The State Bank of Vietnam released the information this week after conducting a survey on business performance trends of credit institutions in the second half of this year.

The survey also shows that credit institutions forecast the total capital mobilisation of the banking system to rise 16.02% in 2017, of which dong contributes to a rise of 16.59% and foreign currency 1.14%.

The General Statistics Office (GSO) has reported that credit growth in the first half of this year was 7.54%, the highest in the past six years. 

The new record, considerably higher than the previous record of 6.28% set in 2015, reflects the market’s significantly improved capacity to absorb capital, the GSO said.

Loans in the period were mainly focused on prioritised and large projects as instructed by the Government, accounting for roughly 50% of total outstanding loans. 

Agriculture and rural industries, and small- and medium-sized firms received around 19% and 22% of the total outstanding loans, respectively.

Lending interest rates were 6-9% per year for short-term loans, and 9-11% per year for medium- and long-term loans.
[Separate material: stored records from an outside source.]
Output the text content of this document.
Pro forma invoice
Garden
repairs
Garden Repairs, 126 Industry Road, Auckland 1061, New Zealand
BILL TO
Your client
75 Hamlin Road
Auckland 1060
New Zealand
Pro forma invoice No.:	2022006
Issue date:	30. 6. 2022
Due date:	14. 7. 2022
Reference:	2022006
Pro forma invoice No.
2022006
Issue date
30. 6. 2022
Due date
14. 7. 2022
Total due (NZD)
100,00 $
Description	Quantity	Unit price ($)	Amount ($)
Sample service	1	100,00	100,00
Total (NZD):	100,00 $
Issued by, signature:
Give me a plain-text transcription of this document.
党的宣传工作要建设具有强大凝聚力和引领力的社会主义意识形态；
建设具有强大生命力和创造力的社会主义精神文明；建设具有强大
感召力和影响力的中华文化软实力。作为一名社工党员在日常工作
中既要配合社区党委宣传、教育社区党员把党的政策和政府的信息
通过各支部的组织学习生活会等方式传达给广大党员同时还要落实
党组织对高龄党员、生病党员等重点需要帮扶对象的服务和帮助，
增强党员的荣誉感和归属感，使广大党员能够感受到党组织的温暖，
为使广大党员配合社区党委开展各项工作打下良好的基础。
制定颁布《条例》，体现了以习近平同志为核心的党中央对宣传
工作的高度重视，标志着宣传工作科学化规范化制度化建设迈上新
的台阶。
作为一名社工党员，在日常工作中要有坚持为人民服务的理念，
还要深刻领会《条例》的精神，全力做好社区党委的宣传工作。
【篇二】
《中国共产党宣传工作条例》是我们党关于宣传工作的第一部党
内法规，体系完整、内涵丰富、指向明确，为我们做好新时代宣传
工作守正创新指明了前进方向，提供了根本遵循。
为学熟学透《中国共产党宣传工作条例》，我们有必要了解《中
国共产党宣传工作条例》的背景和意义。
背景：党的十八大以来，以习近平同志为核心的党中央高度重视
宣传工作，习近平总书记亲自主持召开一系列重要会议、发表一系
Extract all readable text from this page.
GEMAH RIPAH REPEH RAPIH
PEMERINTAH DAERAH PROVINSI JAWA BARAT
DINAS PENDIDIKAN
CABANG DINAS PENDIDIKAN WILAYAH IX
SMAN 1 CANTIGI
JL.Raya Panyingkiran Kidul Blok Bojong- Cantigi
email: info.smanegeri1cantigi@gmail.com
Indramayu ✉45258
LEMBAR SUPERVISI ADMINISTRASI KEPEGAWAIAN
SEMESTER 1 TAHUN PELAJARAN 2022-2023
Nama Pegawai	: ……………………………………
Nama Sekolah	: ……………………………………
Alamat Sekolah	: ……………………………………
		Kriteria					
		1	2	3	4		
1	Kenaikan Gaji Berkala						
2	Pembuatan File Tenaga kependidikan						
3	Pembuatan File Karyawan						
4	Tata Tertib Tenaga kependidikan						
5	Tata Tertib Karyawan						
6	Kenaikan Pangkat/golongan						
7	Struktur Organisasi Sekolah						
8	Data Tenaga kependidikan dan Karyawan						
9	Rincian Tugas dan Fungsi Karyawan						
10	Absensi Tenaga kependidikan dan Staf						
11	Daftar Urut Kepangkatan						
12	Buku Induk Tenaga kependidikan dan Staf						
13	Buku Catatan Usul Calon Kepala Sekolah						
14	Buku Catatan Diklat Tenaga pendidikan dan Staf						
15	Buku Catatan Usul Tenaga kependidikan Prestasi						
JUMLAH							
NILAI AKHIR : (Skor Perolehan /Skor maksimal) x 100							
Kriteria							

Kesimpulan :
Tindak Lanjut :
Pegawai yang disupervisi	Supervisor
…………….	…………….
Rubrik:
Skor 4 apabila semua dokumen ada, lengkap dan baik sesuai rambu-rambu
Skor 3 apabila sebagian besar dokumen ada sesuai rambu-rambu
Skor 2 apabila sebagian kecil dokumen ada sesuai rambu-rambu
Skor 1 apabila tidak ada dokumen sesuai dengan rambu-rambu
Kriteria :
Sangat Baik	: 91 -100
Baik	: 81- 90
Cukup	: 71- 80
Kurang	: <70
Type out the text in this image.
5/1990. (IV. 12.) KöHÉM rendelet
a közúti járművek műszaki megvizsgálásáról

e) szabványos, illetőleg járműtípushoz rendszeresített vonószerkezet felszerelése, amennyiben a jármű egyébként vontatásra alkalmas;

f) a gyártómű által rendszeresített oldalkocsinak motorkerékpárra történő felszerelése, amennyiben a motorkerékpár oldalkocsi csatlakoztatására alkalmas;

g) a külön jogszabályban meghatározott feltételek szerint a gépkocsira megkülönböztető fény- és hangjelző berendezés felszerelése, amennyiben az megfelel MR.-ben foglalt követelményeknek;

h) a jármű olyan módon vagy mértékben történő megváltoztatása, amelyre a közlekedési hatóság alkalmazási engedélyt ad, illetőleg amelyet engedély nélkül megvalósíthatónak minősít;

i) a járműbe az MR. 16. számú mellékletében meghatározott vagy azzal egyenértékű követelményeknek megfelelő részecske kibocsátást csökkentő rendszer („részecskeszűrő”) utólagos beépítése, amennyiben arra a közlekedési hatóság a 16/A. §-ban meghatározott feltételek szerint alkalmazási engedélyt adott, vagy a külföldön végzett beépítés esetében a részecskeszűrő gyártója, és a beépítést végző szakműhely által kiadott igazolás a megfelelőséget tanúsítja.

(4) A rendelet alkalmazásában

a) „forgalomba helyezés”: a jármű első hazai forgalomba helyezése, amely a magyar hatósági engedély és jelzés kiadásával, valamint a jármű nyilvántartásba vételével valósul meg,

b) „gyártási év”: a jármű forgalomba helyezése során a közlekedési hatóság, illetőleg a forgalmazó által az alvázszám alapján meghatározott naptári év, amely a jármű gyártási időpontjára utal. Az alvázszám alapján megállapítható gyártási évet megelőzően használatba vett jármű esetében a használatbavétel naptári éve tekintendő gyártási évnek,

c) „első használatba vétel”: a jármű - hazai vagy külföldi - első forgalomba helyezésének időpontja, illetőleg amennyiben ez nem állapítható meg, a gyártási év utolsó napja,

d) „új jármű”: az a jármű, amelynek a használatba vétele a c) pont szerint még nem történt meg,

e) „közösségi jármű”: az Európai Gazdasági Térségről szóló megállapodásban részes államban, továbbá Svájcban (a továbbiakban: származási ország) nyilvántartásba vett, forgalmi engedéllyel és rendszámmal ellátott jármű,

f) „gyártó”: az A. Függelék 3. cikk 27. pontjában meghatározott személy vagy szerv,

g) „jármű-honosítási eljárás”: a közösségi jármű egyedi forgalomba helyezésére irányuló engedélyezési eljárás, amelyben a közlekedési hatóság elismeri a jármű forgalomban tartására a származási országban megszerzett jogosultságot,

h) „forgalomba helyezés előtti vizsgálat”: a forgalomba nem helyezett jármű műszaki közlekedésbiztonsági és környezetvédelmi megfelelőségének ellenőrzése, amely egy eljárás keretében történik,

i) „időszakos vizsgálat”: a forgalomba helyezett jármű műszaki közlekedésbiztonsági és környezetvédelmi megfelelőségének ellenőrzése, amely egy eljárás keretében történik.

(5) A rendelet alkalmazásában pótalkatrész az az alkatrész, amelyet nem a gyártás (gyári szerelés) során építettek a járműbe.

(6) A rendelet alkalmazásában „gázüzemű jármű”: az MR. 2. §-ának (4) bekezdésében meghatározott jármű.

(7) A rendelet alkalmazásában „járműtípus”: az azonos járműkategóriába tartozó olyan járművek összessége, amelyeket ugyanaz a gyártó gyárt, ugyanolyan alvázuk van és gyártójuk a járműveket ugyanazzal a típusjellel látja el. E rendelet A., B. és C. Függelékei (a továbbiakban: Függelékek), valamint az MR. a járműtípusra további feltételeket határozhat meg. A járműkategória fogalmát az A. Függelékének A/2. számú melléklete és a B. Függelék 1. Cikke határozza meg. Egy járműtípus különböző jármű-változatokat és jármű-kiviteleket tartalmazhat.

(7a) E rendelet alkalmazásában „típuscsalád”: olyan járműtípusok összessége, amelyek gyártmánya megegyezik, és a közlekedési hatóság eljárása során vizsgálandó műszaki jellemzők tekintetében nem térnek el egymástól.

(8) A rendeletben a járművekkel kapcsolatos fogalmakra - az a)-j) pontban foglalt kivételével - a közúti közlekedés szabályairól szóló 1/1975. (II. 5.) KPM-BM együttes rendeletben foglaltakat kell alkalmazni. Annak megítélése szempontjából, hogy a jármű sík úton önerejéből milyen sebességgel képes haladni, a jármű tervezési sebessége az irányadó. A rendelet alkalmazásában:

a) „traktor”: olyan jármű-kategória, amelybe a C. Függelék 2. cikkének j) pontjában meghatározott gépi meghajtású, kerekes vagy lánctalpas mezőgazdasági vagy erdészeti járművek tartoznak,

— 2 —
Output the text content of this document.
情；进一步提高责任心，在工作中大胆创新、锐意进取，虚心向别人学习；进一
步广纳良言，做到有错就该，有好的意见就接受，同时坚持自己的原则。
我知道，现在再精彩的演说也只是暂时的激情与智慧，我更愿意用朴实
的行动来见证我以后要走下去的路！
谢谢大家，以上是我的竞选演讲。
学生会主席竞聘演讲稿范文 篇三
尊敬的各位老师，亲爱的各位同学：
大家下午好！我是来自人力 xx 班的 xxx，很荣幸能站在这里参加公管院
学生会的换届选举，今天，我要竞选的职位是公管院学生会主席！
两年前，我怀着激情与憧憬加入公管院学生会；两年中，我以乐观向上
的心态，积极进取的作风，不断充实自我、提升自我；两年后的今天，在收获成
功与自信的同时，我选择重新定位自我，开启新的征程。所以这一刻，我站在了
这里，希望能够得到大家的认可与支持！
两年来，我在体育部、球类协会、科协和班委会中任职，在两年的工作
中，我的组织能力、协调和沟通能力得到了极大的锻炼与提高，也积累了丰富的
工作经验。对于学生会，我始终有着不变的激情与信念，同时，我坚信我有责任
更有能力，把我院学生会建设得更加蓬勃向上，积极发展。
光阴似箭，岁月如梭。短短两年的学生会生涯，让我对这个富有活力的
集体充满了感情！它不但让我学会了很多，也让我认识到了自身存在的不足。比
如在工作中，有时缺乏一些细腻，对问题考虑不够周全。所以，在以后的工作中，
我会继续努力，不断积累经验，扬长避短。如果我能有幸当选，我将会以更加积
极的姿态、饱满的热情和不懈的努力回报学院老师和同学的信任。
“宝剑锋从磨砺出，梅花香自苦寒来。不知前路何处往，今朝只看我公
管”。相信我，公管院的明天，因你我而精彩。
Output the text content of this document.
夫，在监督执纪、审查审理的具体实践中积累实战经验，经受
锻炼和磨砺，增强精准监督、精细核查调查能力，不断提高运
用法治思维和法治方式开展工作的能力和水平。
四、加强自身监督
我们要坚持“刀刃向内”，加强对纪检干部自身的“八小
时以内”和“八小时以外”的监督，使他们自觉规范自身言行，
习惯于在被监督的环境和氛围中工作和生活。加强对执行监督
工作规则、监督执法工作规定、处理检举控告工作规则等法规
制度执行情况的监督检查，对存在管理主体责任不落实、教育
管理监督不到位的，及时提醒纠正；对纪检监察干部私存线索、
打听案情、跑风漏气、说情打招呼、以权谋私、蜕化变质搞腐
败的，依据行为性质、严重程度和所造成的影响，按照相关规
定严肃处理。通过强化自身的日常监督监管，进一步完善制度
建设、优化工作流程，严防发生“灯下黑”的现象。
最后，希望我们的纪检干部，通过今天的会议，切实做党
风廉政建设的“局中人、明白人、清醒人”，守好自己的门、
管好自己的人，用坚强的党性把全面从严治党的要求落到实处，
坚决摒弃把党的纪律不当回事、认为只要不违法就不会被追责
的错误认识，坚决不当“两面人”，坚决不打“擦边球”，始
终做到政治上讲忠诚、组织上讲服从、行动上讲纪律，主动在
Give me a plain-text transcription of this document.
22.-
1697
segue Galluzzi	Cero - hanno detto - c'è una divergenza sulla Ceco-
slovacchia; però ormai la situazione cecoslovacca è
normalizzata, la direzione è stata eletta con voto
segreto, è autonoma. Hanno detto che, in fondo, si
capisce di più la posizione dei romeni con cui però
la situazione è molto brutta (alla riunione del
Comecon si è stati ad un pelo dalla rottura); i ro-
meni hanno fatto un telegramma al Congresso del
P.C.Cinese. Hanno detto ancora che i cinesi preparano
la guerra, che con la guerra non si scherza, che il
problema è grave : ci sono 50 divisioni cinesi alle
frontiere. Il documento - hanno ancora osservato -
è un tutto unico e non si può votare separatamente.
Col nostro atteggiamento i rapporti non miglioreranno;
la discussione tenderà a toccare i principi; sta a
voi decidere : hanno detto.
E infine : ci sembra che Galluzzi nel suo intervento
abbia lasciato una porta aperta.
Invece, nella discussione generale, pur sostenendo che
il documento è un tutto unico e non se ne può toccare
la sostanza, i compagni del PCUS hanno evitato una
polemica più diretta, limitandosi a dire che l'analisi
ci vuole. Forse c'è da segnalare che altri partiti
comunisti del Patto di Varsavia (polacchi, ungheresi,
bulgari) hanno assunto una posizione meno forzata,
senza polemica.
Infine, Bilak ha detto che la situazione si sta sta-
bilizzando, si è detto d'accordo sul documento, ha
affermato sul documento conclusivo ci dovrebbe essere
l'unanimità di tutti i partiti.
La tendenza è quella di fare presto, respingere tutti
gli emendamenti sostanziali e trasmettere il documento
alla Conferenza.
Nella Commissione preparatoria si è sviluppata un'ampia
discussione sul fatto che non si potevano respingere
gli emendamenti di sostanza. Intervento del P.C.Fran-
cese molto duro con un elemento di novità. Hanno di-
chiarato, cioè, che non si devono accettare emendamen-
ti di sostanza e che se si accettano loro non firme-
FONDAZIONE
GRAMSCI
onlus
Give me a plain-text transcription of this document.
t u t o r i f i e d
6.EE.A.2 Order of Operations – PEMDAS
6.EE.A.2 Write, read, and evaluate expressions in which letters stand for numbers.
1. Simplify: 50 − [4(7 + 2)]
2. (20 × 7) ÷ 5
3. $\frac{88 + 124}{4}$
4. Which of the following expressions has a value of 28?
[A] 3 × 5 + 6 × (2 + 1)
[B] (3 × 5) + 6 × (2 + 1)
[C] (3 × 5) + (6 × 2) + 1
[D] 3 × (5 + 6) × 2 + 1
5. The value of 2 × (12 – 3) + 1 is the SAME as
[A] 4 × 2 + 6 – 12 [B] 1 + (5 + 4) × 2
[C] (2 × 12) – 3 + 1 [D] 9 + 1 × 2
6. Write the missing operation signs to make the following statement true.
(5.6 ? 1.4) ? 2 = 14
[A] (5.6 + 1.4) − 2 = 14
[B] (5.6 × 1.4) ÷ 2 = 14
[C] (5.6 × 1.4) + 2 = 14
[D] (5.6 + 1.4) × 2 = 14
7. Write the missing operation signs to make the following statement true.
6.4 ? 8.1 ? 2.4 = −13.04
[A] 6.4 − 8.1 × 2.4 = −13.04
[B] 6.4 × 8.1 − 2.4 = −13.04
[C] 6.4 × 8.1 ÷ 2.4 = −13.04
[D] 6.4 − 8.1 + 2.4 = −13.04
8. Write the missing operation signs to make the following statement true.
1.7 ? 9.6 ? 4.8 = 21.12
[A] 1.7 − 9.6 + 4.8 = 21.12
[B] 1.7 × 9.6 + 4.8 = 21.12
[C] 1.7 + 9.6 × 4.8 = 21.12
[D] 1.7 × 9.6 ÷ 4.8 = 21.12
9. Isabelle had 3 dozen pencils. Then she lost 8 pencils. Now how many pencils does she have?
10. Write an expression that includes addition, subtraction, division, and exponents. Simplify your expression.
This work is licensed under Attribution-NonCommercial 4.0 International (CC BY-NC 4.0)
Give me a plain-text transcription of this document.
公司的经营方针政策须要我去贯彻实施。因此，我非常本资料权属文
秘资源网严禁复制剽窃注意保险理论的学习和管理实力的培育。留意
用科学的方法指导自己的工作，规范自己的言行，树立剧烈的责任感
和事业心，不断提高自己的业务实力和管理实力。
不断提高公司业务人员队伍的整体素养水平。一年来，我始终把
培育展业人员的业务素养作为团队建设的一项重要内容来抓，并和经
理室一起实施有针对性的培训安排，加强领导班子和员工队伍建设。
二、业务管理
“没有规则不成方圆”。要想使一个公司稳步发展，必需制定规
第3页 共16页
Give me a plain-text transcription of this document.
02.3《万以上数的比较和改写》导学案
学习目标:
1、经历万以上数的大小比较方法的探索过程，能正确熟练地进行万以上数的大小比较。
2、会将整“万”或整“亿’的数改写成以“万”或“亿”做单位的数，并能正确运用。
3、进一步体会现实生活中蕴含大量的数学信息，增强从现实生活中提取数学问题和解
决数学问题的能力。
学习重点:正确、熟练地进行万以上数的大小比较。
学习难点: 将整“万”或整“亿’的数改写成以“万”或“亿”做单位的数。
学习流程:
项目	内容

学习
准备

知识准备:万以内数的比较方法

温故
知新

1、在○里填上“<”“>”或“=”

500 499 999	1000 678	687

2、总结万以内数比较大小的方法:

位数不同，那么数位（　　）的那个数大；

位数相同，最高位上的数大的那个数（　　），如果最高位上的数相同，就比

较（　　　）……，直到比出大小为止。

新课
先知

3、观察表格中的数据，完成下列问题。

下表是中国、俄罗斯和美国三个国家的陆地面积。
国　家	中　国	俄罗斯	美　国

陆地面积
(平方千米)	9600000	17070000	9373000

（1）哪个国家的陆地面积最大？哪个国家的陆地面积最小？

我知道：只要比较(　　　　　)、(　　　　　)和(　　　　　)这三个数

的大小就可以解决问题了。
For customers with transparent finances, short-term lending rates ranged from 4-5% per year.

The banking system’s capital mobilisation in H1 has risen by 5.89%, and deposit interest rates have been relatively stable. 

Interest rates for dong deposits were 4.5-5.4% per year for short term, 5.4-6.5% per year for medium term, and 6.4-7.2% per year for long-term deposits.

The Government has targeted credit growth of 18% for 2017, but at the National Assembly meeting recently, some deputies suggested that this limit be raised so as to support economic growth.

Analysts at Bao Viet Securities (BVS) also recently forecast that the central bank may consider raising credit growth targets for several banks to aid economic growth.

The Government has been under intense pressure to loosen its monetary policy as the country is determined to meet its GDP growth target of 6.7% for 2017. However, the fiscal policy has been struggling with disbursement of public investment, the BVS analysts said in a report. 

By end of May, disbursement of public investments had touched VND88 trillion, equal to only 30.6% of the entire year’s estimates.

The BVS analysts said when fiscal policy does not support growth well, pressure will intensify on monetary policy. Increasing credit growth targets of several banks may be an option worth considering, the analysts said.